Sortez de ce chemin, et vous êtes forcément dans l’erreur, avec moult justifications et la conviction de celui qui a forcément raison, puisque par définition il est « expert » du domaine. D’où les éternelles chamailleries entre techniciens pour qui le voisin/collègue/concurrent fait toujours « n’importe quoi ». Et le non expert « officiel » est immédiatement ridiculisé et écarté, du moins dans leur tête, ce qui rend le dialogue difficile.
D’autre part, la Ğ1 est un peu aux économistes ce que la relativité a été aux scientifiques du début du XXe siècle : un paradigme qui bouscule tellement leur formatage qu’il leur est difficile de ne pas immédiatement rejeter l’idée. Cela peut se comprendre.

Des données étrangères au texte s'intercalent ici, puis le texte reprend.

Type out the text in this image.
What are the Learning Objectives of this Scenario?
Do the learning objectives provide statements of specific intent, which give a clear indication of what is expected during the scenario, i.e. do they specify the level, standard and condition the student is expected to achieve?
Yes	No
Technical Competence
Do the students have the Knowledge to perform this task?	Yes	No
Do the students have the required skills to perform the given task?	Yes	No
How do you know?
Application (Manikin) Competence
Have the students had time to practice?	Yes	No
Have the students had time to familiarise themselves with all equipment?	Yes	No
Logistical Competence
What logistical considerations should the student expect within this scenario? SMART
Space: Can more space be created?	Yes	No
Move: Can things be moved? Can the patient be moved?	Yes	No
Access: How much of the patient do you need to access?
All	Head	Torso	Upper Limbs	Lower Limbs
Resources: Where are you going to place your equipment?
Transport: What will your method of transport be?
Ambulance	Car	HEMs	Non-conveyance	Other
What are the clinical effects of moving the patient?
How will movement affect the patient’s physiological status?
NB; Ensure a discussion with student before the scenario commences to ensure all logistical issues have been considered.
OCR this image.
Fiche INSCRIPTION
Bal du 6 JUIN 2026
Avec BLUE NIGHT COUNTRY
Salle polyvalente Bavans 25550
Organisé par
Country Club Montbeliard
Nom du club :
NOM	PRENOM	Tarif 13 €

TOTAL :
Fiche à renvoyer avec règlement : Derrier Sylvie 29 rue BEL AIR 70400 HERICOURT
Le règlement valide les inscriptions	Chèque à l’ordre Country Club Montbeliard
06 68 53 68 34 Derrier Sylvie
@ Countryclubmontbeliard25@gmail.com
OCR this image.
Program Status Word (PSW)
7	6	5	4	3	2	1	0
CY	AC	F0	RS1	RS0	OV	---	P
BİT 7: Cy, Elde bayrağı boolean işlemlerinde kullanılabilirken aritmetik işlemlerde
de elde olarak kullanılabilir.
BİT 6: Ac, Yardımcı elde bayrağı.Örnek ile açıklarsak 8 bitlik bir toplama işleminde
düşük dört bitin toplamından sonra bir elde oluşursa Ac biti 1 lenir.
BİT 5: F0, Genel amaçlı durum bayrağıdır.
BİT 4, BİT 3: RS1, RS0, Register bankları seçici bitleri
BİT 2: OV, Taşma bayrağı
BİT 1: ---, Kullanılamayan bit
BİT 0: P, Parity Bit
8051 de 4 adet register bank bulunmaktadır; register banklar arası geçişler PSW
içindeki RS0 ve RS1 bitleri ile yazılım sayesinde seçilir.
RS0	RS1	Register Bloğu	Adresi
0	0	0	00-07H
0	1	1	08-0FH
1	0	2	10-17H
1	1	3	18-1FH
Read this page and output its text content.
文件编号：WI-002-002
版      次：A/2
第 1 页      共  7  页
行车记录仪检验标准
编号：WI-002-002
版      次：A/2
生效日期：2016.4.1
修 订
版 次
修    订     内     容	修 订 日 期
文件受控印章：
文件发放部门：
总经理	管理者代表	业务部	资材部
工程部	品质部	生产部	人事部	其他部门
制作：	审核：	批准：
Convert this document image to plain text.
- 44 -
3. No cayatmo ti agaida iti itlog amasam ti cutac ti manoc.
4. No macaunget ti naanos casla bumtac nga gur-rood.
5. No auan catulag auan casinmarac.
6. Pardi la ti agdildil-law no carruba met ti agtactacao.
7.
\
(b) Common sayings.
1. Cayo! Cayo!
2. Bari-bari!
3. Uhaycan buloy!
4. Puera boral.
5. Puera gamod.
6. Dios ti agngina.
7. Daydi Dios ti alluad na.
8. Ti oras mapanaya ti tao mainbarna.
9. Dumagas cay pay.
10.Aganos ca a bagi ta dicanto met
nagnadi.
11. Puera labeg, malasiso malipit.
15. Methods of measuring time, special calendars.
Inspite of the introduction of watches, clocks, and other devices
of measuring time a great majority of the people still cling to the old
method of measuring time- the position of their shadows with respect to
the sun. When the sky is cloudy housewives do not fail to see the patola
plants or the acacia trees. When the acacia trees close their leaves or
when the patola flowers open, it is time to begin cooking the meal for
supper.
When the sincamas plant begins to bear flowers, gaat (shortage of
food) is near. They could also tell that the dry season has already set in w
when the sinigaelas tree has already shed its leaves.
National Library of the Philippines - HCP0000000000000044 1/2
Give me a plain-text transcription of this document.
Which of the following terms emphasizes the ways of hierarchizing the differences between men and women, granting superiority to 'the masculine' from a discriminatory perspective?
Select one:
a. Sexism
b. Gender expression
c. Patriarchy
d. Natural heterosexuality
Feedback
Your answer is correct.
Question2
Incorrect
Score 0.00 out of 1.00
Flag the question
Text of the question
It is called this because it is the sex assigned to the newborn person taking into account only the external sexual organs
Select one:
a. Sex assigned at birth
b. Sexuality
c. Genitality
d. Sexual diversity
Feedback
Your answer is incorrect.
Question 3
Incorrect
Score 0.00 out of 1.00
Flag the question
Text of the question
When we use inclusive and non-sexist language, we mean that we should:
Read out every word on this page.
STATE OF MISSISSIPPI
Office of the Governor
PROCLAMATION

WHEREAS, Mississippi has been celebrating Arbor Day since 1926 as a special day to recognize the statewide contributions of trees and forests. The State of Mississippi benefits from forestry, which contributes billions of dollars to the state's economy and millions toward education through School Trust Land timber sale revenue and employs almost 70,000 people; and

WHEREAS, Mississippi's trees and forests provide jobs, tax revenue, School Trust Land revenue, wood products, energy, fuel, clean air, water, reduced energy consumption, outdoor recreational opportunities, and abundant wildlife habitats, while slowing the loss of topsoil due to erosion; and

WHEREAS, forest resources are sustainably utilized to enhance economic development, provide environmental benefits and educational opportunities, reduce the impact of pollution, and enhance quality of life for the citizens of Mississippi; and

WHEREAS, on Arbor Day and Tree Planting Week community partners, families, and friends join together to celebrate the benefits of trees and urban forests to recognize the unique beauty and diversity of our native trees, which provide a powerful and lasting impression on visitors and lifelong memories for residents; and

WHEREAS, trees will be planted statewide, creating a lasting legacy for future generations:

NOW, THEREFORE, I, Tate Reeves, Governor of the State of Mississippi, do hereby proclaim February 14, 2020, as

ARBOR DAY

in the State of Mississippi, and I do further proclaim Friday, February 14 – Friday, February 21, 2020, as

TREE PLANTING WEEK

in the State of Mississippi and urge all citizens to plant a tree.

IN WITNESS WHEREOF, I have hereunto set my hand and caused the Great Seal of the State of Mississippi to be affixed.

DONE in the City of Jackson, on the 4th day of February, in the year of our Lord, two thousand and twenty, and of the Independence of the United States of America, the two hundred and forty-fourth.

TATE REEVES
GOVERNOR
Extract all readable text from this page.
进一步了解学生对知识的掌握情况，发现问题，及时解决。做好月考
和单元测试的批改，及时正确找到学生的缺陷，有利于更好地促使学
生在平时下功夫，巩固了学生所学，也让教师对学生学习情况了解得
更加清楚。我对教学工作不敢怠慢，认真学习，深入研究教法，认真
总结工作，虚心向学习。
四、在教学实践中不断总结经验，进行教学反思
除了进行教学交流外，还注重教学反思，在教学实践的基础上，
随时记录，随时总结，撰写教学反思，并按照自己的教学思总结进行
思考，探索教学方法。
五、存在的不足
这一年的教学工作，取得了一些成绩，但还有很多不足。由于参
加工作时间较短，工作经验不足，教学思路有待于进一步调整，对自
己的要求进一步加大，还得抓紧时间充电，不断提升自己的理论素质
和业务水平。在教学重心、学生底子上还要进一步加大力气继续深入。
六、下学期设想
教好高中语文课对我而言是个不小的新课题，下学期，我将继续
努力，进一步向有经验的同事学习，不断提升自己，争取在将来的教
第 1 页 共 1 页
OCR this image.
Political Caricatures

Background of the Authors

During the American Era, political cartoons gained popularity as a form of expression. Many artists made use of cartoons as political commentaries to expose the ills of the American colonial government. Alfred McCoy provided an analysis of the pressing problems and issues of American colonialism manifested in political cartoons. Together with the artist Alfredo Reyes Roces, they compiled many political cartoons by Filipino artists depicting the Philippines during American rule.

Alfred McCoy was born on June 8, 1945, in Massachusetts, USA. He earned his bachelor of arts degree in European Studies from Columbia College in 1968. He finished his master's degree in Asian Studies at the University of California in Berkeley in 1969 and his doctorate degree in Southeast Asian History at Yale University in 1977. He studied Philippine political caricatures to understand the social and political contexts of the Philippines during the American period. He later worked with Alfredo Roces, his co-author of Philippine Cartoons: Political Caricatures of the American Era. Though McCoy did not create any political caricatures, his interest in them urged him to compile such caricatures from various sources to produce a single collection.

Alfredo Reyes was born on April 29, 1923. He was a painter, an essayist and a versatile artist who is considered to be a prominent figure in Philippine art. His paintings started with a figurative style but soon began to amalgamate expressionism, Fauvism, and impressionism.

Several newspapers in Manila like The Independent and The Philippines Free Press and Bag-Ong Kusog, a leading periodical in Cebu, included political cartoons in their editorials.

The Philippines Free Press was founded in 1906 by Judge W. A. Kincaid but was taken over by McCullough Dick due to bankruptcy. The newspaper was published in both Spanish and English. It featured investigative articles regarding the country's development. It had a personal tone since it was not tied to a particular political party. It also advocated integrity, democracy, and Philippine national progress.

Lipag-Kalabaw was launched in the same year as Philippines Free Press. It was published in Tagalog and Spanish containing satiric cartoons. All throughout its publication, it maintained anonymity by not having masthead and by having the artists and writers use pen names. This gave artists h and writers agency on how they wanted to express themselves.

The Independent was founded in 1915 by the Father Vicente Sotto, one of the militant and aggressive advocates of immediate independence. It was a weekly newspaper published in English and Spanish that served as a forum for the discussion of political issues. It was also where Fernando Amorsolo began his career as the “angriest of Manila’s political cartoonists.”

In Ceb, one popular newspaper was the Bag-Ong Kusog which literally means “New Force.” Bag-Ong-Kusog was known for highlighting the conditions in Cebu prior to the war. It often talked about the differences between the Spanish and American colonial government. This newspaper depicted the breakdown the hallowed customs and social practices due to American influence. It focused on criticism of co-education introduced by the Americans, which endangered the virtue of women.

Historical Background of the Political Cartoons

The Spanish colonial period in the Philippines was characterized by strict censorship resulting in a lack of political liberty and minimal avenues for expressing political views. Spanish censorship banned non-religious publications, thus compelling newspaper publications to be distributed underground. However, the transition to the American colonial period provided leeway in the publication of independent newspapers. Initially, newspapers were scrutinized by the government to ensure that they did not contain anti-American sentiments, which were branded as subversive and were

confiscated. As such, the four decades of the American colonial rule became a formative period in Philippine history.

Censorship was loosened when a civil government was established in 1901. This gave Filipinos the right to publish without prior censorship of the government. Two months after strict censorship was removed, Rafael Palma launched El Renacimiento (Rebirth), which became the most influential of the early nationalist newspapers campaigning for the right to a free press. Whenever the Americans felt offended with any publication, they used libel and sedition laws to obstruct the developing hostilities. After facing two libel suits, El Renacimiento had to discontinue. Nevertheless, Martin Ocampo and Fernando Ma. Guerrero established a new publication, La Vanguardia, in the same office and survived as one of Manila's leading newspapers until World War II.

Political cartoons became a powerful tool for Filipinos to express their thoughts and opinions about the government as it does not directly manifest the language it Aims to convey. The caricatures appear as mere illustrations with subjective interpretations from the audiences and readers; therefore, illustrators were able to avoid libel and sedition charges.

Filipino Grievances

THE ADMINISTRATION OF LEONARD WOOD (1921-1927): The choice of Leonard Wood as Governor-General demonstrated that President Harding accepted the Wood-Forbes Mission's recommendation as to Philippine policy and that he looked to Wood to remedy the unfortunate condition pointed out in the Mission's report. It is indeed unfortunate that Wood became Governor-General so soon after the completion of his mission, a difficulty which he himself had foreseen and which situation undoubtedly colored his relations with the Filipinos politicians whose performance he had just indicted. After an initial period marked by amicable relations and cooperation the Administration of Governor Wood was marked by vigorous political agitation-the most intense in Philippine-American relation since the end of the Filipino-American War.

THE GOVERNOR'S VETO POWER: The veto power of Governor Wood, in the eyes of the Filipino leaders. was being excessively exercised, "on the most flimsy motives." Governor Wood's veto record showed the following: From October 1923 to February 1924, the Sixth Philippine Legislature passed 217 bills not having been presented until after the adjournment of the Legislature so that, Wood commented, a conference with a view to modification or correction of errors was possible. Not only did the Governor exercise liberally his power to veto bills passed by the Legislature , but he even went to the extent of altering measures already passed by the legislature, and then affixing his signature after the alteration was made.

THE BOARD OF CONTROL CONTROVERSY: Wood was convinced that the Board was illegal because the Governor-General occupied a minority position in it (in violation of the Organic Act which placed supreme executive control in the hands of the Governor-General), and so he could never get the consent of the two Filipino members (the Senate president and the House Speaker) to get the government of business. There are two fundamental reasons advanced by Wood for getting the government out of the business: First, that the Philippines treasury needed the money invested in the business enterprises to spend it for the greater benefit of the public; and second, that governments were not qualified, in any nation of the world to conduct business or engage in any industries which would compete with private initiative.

Typiquement, l’une de leur principales raisons d’être est de créer et détruire de la monnaie pour « faire en sorte que la masse monétaire s’ajuste aux besoins de l’économie », ce que la Ğ1 ne permet pas. Pire, c’est même une pratique que la monnaie libre condamne, puisque cela détruit d’une part l’égalité spatio-temporelle, et d’autre part l’outil de mesure même qu’est la monnaie. Ça commence mal, on les met d’emblée au chômage ! On leur enlève dès le départ leur principal joujou : créer ou détruire de la monnaie. Il ne leur reste plus qu’un seul champ d’existence : les analyses économiques où ils sont relégués au simple rang de statisticien - je caricature, mais pas tant que ça. Ce n’est forcément pas très vendeur de leur côté. Difficile de leur faire comprendre, ou plus exactement de leur faire accepter, qu’une grande partie de ce pour quoi ils ont été formés est totalement contre-productif ! Immédiatement, ils vous bombardent de questions du genre « et comment va-t-on financer les grands projets ? », « comment maintenez-vous la stabilité des prix ? », « comment comptez-vous endiguer le chômage », etc. Il est totalement inutile de répondre à ces questions puisqu’ils ont déjà la réponse : vous avez tort. Vous aurez beau amener des réponses, elles seront rejetées d’un revers de main, sans aucun argument. Il n’est pire sourd que celui qui ne veut pas entendre.
Un autre aspect à considérer est que, paradoxalement, beaucoup d’économistes considèrent que la monnaie en elle-même et sa création n’ont que peu d’importance, ce qui est en contradiction avec mon paragraphe précédent. Mais on n’est pas à une contradiction près dans le monde de l’économie ! Ce sont les rouages économiques qui les intéressent davantage. Ils considèrent que la monnaie utilisée est « neutre » et n’a pas grande influence. La monnaie libre est donc de peu d’intérêt pour eux. Alors qu’au contraire, il paraît évident à quiconque a joué à un Ğeconomicus que la monnaie et sa création ont une influence primordiale sur l’économie.
Enfin, nombre d’économistes commencent à pointer du doigt les problèmes liés à la monnaie-crédit, ce qui est déjà un bon pas en avant, mais très loin d’être suffisant. Par ailleurs, ces économistes « vendent » souvent quelque chose : la peur. Avec la Ğ1, leur fonds de commerce ne tient plus, donc ce n’est certainement pas une voie confortable pour eux. Il vaut mieux avoir des problèmes à présenter que des solutions.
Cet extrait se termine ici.